Open Datasets Yes CNN: We sampled 256 configurations of 5 different hyperparameters of a 3-layer convolutional neural network (CNN) and trained each of them for 40 epochs on the CIFAR10 (Krizhevsky, 2009) benchmark. FCNet: We sampled 4096 configurations of 10 hyperparameters of a 2-layer feed forward neural network (FCNet) on MNIST (Le Cun et al., 2001)...
Dataset Splits Yes To estimate how well Bayesian neural networks perform in this task, we used the datasets from Section 3.1 and split all of them into 16 folds, allowing us to perform cross-validation of the predictive performance.
Hardware Specification No The paper does not specify any particular hardware components (e.g., CPU, GPU models, or memory specifications) used for running the experiments.
Software Dependencies No The paper refers to various methods and tools (e.g., 'probabilistic back propagation', 'SGLD', 'SGHMC', 'random forests', 'emcee') by citing their originating papers, but it does not specify the version numbers of any software libraries, frameworks, or dependencies used in their implementation.
Experiment Setup Yes For both networks, we used a 3-layer architecture with tanh activations and 64 units per layer.
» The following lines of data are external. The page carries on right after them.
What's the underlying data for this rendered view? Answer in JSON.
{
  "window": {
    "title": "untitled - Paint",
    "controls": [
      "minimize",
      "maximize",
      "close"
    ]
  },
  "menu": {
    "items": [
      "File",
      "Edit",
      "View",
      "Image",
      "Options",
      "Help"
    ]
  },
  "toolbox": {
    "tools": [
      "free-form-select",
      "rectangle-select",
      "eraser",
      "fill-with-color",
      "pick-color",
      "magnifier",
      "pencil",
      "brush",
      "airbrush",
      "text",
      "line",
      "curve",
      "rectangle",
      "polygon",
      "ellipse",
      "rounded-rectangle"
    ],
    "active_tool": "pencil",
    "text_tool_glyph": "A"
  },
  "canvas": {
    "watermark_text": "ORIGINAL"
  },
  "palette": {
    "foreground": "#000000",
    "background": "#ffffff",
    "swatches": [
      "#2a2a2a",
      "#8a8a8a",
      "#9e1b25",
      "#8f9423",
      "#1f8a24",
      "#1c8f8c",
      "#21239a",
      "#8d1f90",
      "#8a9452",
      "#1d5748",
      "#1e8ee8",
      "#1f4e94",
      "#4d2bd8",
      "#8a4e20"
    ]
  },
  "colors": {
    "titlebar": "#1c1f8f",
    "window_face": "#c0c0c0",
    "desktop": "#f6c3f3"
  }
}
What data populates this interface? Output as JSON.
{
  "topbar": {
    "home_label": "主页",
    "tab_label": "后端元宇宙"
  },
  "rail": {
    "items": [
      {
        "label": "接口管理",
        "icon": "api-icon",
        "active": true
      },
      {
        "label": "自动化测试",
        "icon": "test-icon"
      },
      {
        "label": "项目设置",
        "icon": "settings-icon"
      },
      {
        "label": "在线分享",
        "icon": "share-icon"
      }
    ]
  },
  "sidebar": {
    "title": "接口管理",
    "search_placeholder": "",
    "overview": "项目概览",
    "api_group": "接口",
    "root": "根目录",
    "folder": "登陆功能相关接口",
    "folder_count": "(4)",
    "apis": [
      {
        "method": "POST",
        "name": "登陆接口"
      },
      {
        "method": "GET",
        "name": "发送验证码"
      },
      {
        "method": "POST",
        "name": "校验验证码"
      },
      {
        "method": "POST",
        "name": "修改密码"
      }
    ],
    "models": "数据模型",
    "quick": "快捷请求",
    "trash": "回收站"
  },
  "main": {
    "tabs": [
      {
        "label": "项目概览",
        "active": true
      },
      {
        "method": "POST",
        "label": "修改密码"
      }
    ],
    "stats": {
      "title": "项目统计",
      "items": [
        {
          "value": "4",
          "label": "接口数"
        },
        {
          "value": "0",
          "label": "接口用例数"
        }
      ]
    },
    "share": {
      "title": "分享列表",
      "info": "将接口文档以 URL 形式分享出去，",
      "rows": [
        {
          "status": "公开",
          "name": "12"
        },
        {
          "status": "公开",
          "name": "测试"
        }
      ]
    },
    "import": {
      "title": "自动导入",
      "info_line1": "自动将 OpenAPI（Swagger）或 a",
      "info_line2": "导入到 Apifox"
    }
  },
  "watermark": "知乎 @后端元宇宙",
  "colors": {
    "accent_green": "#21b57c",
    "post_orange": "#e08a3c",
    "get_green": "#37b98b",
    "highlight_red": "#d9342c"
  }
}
We also evaluate two different sampling methods for both types of networks: stochastic gradient Langevin dynamics (SGLD) and stochastic gradient Hamiltonian MCMC (SGHMC), following the approach of Springenberg et al. (2016) to automatically adapt the noise estimate and the preconditioning of the gradients. and Table 2: Hyperparameter configuration space of the four different iterative methods. For the FCNet we decayed the learning rate by a αdecay = (1 + γ t) κ and also sampled different values for γ and κ.